Let us briefly examine the thread calls shown in Fig. 10-5. The first call, pthread_create, creates a new thread. It is called by
err = pthread_create(&tid, attr, function, arg);
This call creates a new thread in the current process running the code function with arg passed to it as a parameter. The new thread's ID is stored in memory at the location pointed to by the first parameters. The attr parameter can be used to specify certain attributes for the new thread, such as its scheduling priority. After successful completion, one more thread is running in the caller's address space than was before the call.
A thread that has done its job and wants to terminate calls pthread_exit. A thread can wait for another thread to exit by calling pthread_join. If the thread waited for has already exited, the pthread_join finishes immediately. Otherwise it blocks.
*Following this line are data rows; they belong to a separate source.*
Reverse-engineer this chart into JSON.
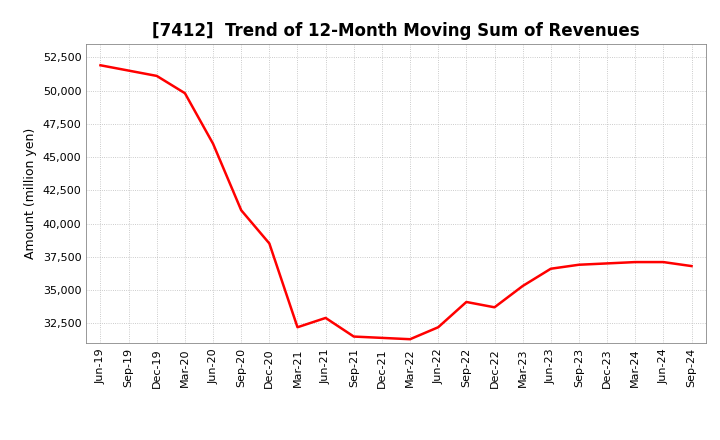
{
  "title": "[7412]  Trend of 12-Month Moving Sum of Revenues",
  "ylabel": "Amount (million yen)",
  "line_color": "#FF0000",
  "line_width": 1.8,
  "background_color": "#FFFFFF",
  "plot_bg_color": "#FFFFFF",
  "grid_color": "#BBBBBB",
  "ylim": [
    31000,
    53500
  ],
  "yticks": [
    32500,
    35000,
    37500,
    40000,
    42500,
    45000,
    47500,
    50000,
    52500
  ],
  "dates": [
    "Jun-19",
    "Sep-19",
    "Dec-19",
    "Mar-20",
    "Jun-20",
    "Sep-20",
    "Dec-20",
    "Mar-21",
    "Jun-21",
    "Sep-21",
    "Dec-21",
    "Mar-22",
    "Jun-22",
    "Sep-22",
    "Dec-22",
    "Mar-23",
    "Jun-23",
    "Sep-23",
    "Dec-23",
    "Mar-24",
    "Jun-24",
    "Sep-24"
  ],
  "values": [
    51900,
    51500,
    51100,
    49800,
    46000,
    41000,
    38500,
    32200,
    32900,
    31500,
    31400,
    31300,
    32200,
    34100,
    33700,
    35300,
    36600,
    36900,
    37000,
    37100,
    37100,
    36800
  ],
  "title_fontsize": 12,
  "ylabel_fontsize": 9,
  "tick_fontsize": 8
}
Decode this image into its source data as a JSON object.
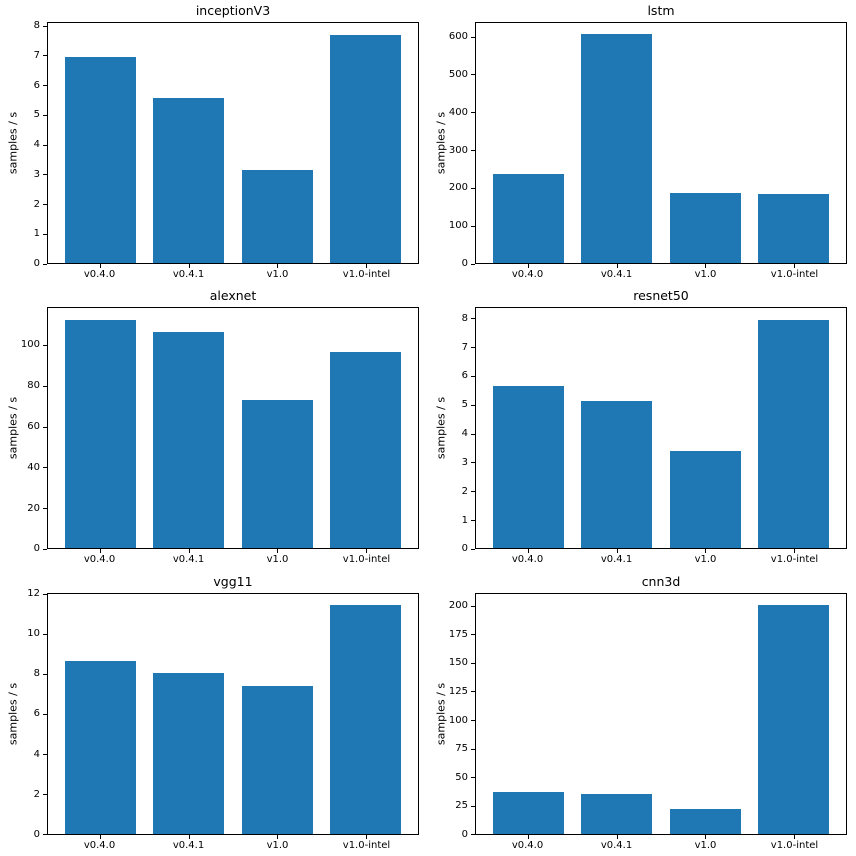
{
  "figure": {
    "background": "#ffffff",
    "bar_color": "#1f77b4",
    "axis_color": "#000000",
    "categories": [
      "v0.4.0",
      "v0.4.1",
      "v1.0",
      "v1.0-intel"
    ]
  },
  "chart_data": [
    {
      "type": "bar",
      "title": "inceptionV3",
      "xlabel": "",
      "ylabel": "samples / s",
      "categories": [
        "v0.4.0",
        "v0.4.1",
        "v1.0",
        "v1.0-intel"
      ],
      "values": [
        7.0,
        5.6,
        3.15,
        7.75
      ],
      "ylim": [
        0,
        8.14
      ],
      "yticks": [
        0,
        1,
        2,
        3,
        4,
        5,
        6,
        7,
        8
      ],
      "grid": false,
      "legend": null
    },
    {
      "type": "bar",
      "title": "lstm",
      "xlabel": "",
      "ylabel": "samples / s",
      "categories": [
        "v0.4.0",
        "v0.4.1",
        "v1.0",
        "v1.0-intel"
      ],
      "values": [
        238,
        610,
        187,
        183
      ],
      "ylim": [
        0,
        640
      ],
      "yticks": [
        0,
        100,
        200,
        300,
        400,
        500,
        600
      ],
      "grid": false,
      "legend": null
    },
    {
      "type": "bar",
      "title": "alexnet",
      "xlabel": "",
      "ylabel": "samples / s",
      "categories": [
        "v0.4.0",
        "v0.4.1",
        "v1.0",
        "v1.0-intel"
      ],
      "values": [
        113,
        107,
        73.5,
        97
      ],
      "ylim": [
        0,
        118.7
      ],
      "yticks": [
        0,
        20,
        40,
        60,
        80,
        100
      ],
      "grid": false,
      "legend": null
    },
    {
      "type": "bar",
      "title": "resnet50",
      "xlabel": "",
      "ylabel": "samples / s",
      "categories": [
        "v0.4.0",
        "v0.4.1",
        "v1.0",
        "v1.0-intel"
      ],
      "values": [
        5.67,
        5.15,
        3.42,
        8.0
      ],
      "ylim": [
        0,
        8.4
      ],
      "yticks": [
        0,
        1,
        2,
        3,
        4,
        5,
        6,
        7,
        8
      ],
      "grid": false,
      "legend": null
    },
    {
      "type": "bar",
      "title": "vgg11",
      "xlabel": "",
      "ylabel": "samples / s",
      "categories": [
        "v0.4.0",
        "v0.4.1",
        "v1.0",
        "v1.0-intel"
      ],
      "values": [
        8.7,
        8.1,
        7.45,
        11.5
      ],
      "ylim": [
        0,
        12.08
      ],
      "yticks": [
        0,
        2,
        4,
        6,
        8,
        10,
        12
      ],
      "grid": false,
      "legend": null
    },
    {
      "type": "bar",
      "title": "cnn3d",
      "xlabel": "",
      "ylabel": "samples / s",
      "categories": [
        "v0.4.0",
        "v0.4.1",
        "v1.0",
        "v1.0-intel"
      ],
      "values": [
        37,
        35,
        21.5,
        202
      ],
      "ylim": [
        0,
        212
      ],
      "yticks": [
        0,
        25,
        50,
        75,
        100,
        125,
        150,
        175,
        200
      ],
      "grid": false,
      "legend": null
    }
  ]
}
Threads can synchronize using locks called mutexes. Typically a mutex guards some resource, such as a buffer shared by two threads. To make sure that only one thread at a time accesses the shared resource, threads are expected to lock the mutex before touching the resource and unlock it when they are done. As long as all threads obey this protocol, race conditions can be avoided. Mutexes are like binary semaphores, that is, semaphores that can take on only the values of 0 and 1. The name ''mutex'' comes from the fact that mutexes are used to ensure mutual exclusion on some resource.
Mutexes can be created and destroyed by the calls pthread_mutex_init and pthread_mutex_destroy, respectively. A mutex can be in one of two states: locked or unlocked. When a thread needs to set a lock on an unlocked mutex (using pthread_mutex_lock), the lock is set and the thread continues. However, when a thread tries to lock a mutex that is already locked, it blocks. When the locking thread is finished with the shared resource, it is expected to unlock the corresponding mutex by calling pthread_mutex_unlock.
Mutexes are intended for short-term locking, such as protecting a shared variable. They are not intended for long-term synchronization, such as waiting for a tape drive to become free. For long-term synchronization, condition variables are provided. These are created and destroyed by calls to pthread_cond_init and pthread_cond_destroy, respectively.
A condition variable is used by having one thread wait on it, and another thread signal it. For example, having discovered that the tape drive it needs is busy, a thread would do pthread_cond_wait on a condition variable that all the threads have agreed to associate with the tape drive. When the thread using the tape drive is finally done with it (possibly even hours later), it uses pthread_cond_signal to release exactly one thread waiting on that condition variable (if any). If no thread is waiting, the signal is lost. In other words, condition variables do not count like semaphores. A few other operations are also defined on threads, mutexes, and condition variables.